尽管聂克丝狂笑着,小乖还是像真正的暮光闪闪那样行动了。
她伏低她的头,前蹄微微弯曲,身体前倾,威胁地在地面上刨着她的蹄子。聂克丝怀疑地抬起了前蹄。
“你在开玩笑。你在开玩笑,对不对?”
不过,小乖没有在开玩笑。年轻的独角兽向聂克丝猛冲了过去,四只蹄子在地板上敲出急促的鼓点。
而她也同样迎面冲了上来,两匹小马之间的距离在迅速缩短,观众们的呼吸都跟着提到了嗓子眼。
正当她们两个要迎面相撞之际,舞台的灯光变得一片漆黑。
整个广场陷入短暂的黑暗,只有应急灯在角落亮着微弱的光。观众们发出轻微的惊叹声,在黑暗中交头接耳。
当灯光再次打开之际,聂克丝还站在舞台中心,而小乖则已经冲到了道具谐律精华的中间。
她的身体微微颤抖,像是刚刚经历了什么激烈的对抗。
当她的角开始亮起来的同时,后台的学生们用电筒照在底座上的光开始闪烁,制造出谐律精华被启动的效果。
那些塑料球在闪烁的光线下忽明忽暗,看起来像是在释放某种能量。
聂克丝冲过舞台,铠甲在灯光下闪着冷光。
但是在她到达小乖的位置之前,几道灯光突然转向,照向了舞台下的观众。
刺眼的白光一时间晃花了大部分观众的眼睛,让他们看不清舞台上发生了什么。
暮光闪闪也被晃了一下,她眨了眨眼,视野里全是残留的光斑。
当观众们从目眩中恢复的时候,小乖已经远远倒在了舞台另一边,看起来就像是在聂克丝冲到道具谐律精华中间时把她撞飞了出去。
她的身体歪斜着,一只蹄子伸向空中,表情里带着恰到好处的痛苦和震惊。
后台的学生们仍然用闪烁的电筒照在道具谐律精华上,让那些塑料球继续发光,好像谐律精华已经被启动了,正在释放某种力量。
“不,不!”聂克丝尖叫着,在道具谐律精华之前恐惧地畏缩了。
她的身体往后缩,翅膀收拢,像是看到了什么可怕的东西。
但是谐律精华最终没有反应。学生们关闭了照射在道具上的电筒,那些塑料球失去了光芒,变成了普通的装饰品。
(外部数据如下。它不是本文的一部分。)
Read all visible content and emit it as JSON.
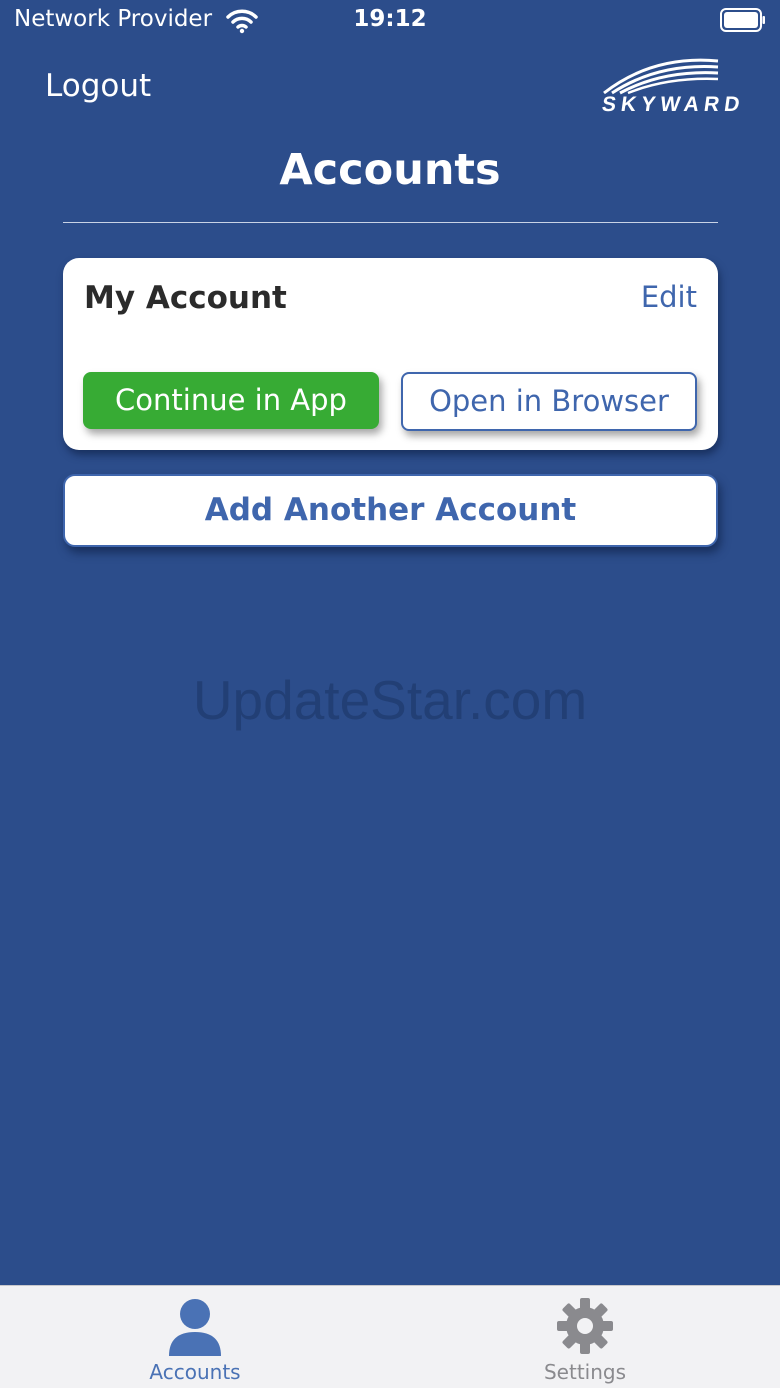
{
  "status_bar": {
    "carrier": "Network Provider",
    "time": "19:12",
    "wifi_icon": "wifi-icon",
    "battery_icon": "battery-icon"
  },
  "header": {
    "logout_label": "Logout",
    "logo_text": "SKYWARD",
    "title": "Accounts"
  },
  "account_card": {
    "name": "My Account",
    "edit_label": "Edit",
    "continue_label": "Continue in App",
    "browser_label": "Open in Browser"
  },
  "add_account_label": "Add Another Account",
  "watermark": "UpdateStar.com",
  "tab_bar": {
    "tabs": [
      {
        "label": "Accounts",
        "icon": "person-icon",
        "selected": true
      },
      {
        "label": "Settings",
        "icon": "gear-icon",
        "selected": false
      }
    ]
  },
  "colors": {
    "background": "#2c4d8b",
    "accent": "#3f66ad",
    "success": "#37ab34",
    "tab_active": "#4a72b5",
    "tab_inactive": "#8a8a8e"
  }
}
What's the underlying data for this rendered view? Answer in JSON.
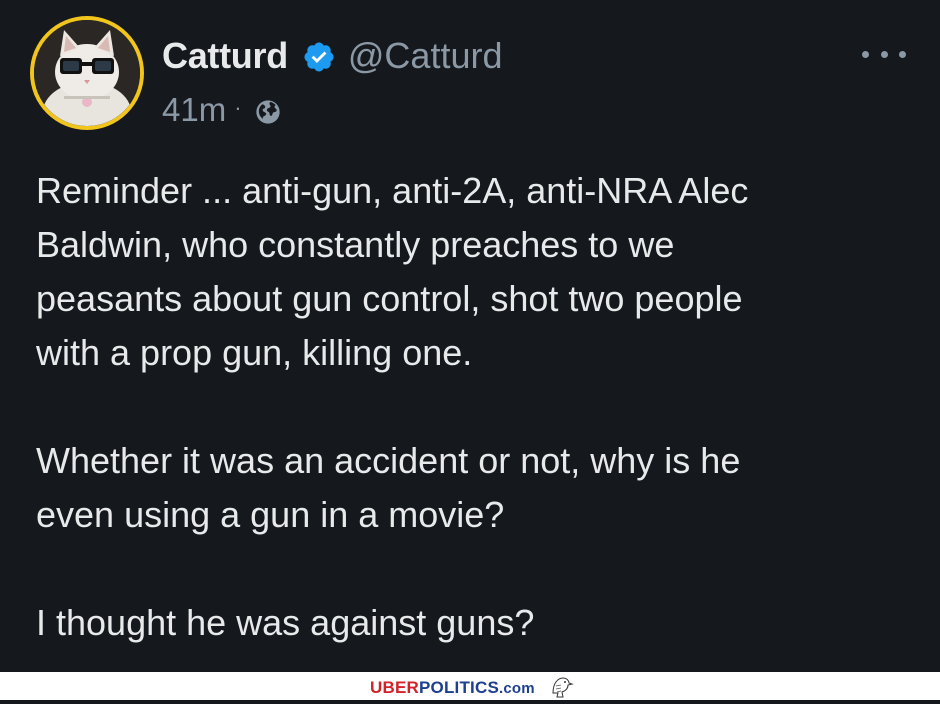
{
  "tweet": {
    "display_name": "Catturd",
    "handle": "@Catturd",
    "time": "41m",
    "separator": "·",
    "verified_icon": "verified-badge-icon",
    "audience_icon": "globe-icon",
    "paragraphs": [
      "Reminder ... anti-gun, anti-2A, anti-NRA Alec\nBaldwin, who constantly preaches to we\npeasants about gun control, shot two people\nwith a prop gun, killing one.",
      "Whether it was an accident or not, why is he\neven using a gun in a movie?",
      "I thought he was against guns?"
    ]
  },
  "watermark": {
    "part1": "UBER",
    "part2": "POLITICS",
    "part3": ".com"
  },
  "colors": {
    "background": "#15181c",
    "text": "#e7e9ea",
    "secondary_text": "#8b98a5",
    "verified": "#1d9bf0",
    "avatar_ring": "#f2c51c",
    "watermark_red": "#d2232a",
    "watermark_blue": "#1d3f8f"
  }
}
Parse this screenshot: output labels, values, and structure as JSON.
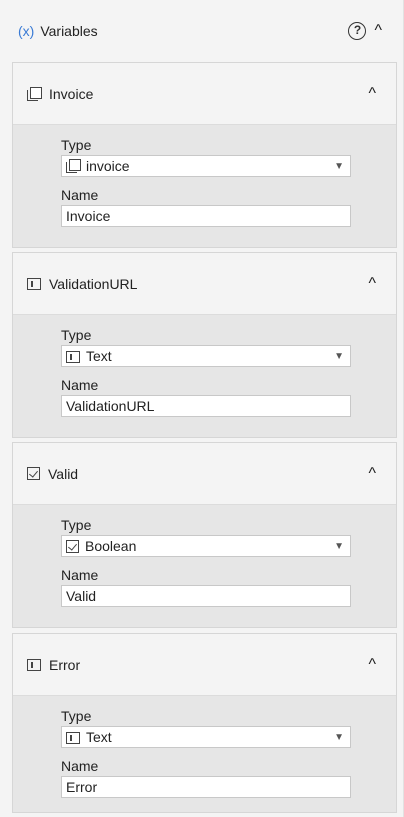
{
  "header": {
    "icon_text": "(x)",
    "title": "Variables",
    "help_glyph": "?",
    "collapse_glyph": "^"
  },
  "variables": [
    {
      "title": "Invoice",
      "icon": "object-icon",
      "type_label": "Type",
      "type_value": "invoice",
      "name_label": "Name",
      "name_value": "Invoice",
      "collapse_glyph": "^"
    },
    {
      "title": "ValidationURL",
      "icon": "text-icon",
      "type_label": "Type",
      "type_value": "Text",
      "name_label": "Name",
      "name_value": "ValidationURL",
      "collapse_glyph": "^"
    },
    {
      "title": "Valid",
      "icon": "checkbox-icon",
      "type_label": "Type",
      "type_value": "Boolean",
      "name_label": "Name",
      "name_value": "Valid",
      "collapse_glyph": "^"
    },
    {
      "title": "Error",
      "icon": "text-icon",
      "type_label": "Type",
      "type_value": "Text",
      "name_label": "Name",
      "name_value": "Error",
      "collapse_glyph": "^"
    }
  ],
  "select_arrow_glyph": "▼"
}
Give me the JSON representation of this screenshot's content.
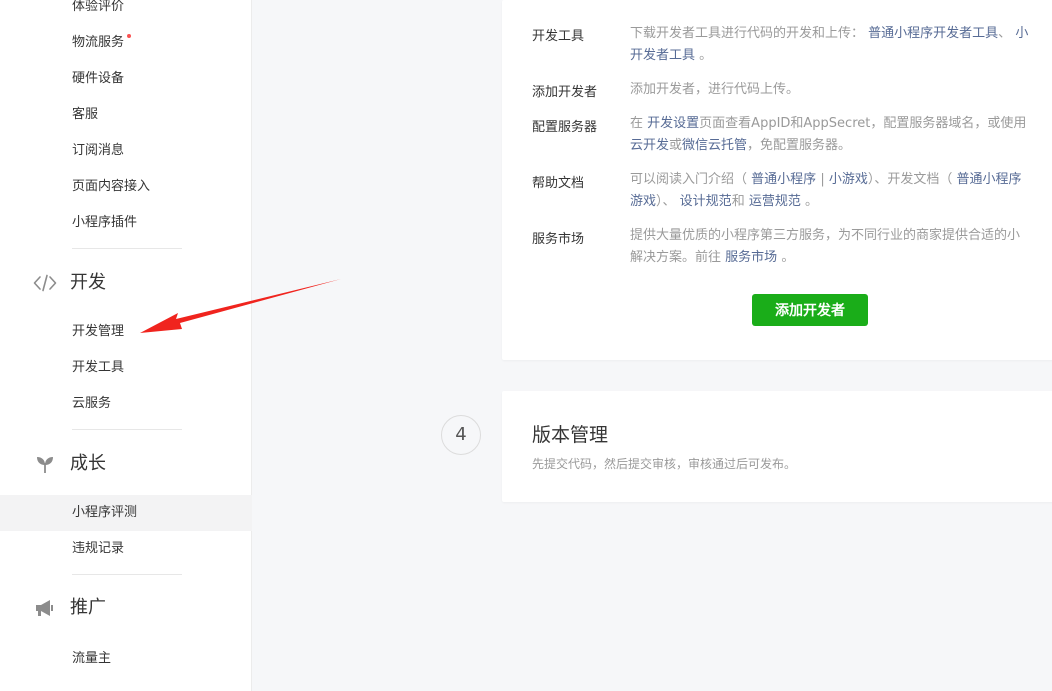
{
  "sidebar": {
    "items_top": [
      {
        "label": "体验评价"
      },
      {
        "label": "物流服务"
      },
      {
        "label": "硬件设备"
      },
      {
        "label": "客服"
      },
      {
        "label": "订阅消息"
      },
      {
        "label": "页面内容接入"
      },
      {
        "label": "小程序插件"
      }
    ],
    "groups": {
      "dev": {
        "title": "开发",
        "items": [
          {
            "label": "开发管理"
          },
          {
            "label": "开发工具"
          },
          {
            "label": "云服务"
          }
        ]
      },
      "growth": {
        "title": "成长",
        "items": [
          {
            "label": "小程序评测"
          },
          {
            "label": "违规记录"
          }
        ]
      },
      "promote": {
        "title": "推广",
        "items": [
          {
            "label": "流量主"
          }
        ]
      }
    },
    "active_item": "小程序评测"
  },
  "step3": {
    "rows": {
      "tools": {
        "label": "开发工具",
        "line1": "下载开发者工具进行代码的开发和上传：",
        "link1": "普通小程序开发者工具",
        "sep": "、",
        "link1b": "小",
        "link2": "开发者工具",
        "end": "。"
      },
      "add_dev": {
        "label": "添加开发者",
        "text": "添加开发者，进行代码上传。"
      },
      "server": {
        "label": "配置服务器",
        "pre": "在",
        "link1": "开发设置",
        "mid": "页面查看AppID和AppSecret，配置服务器域名，或使用",
        "link2": "云开发",
        "or": "或",
        "link3": "微信云托管",
        "post": "，免配置服务器。"
      },
      "help": {
        "label": "帮助文档",
        "pre": "可以阅读入门介绍（",
        "link1": "普通小程序",
        "bar": "|",
        "link2": "小游戏",
        "mid": "）、开发文档（",
        "link3": "普通小程序",
        "link4": "游戏",
        "mid2": "）、",
        "link5": "设计规范",
        "and": "和",
        "link6": "运营规范",
        "end": "。"
      },
      "market": {
        "label": "服务市场",
        "line1": "提供大量优质的小程序第三方服务，为不同行业的商家提供合适的小",
        "line2pre": "解决方案。前往",
        "link": "服务市场",
        "end": "。"
      }
    },
    "button_label": "添加开发者"
  },
  "step4": {
    "number": "4",
    "title": "版本管理",
    "subtitle": "先提交代码，然后提交审核，审核通过后可发布。"
  },
  "colors": {
    "primary_green": "#1aad19",
    "link_blue": "#576b95",
    "annotation_red": "#f0241e",
    "notice_dot": "#fa5151"
  }
}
小乖从地上爬起来,陷入了极度震惊,嘴巴张着,眼睛瞪得大大的。
“但是……第六个谐律精华到底在哪里?”
聂克丝把道具谐律精华践踏在蹄下,爆发出一阵邪恶而嘲讽的狂笑。
那笑声又尖又响,在广场上空回荡,让舞台下一些入戏的观众开始倒吸凉气。
暮光闪闪屏住了呼吸。就是这一刻,整场表演中她最担心的就是这一刻。
那些台词,那些动作,那个表情太像了。太像真正的梦魇之月了。
聂克丝停止践踏最后一块谐律精华,转而面向舞台另一侧遥遥相对的小乖。
小雌驹随即露出一个她能做出的最恶毒的笑容,提起蹄子指向小乖。那动作干脆利落,带着一种居高临下的威严。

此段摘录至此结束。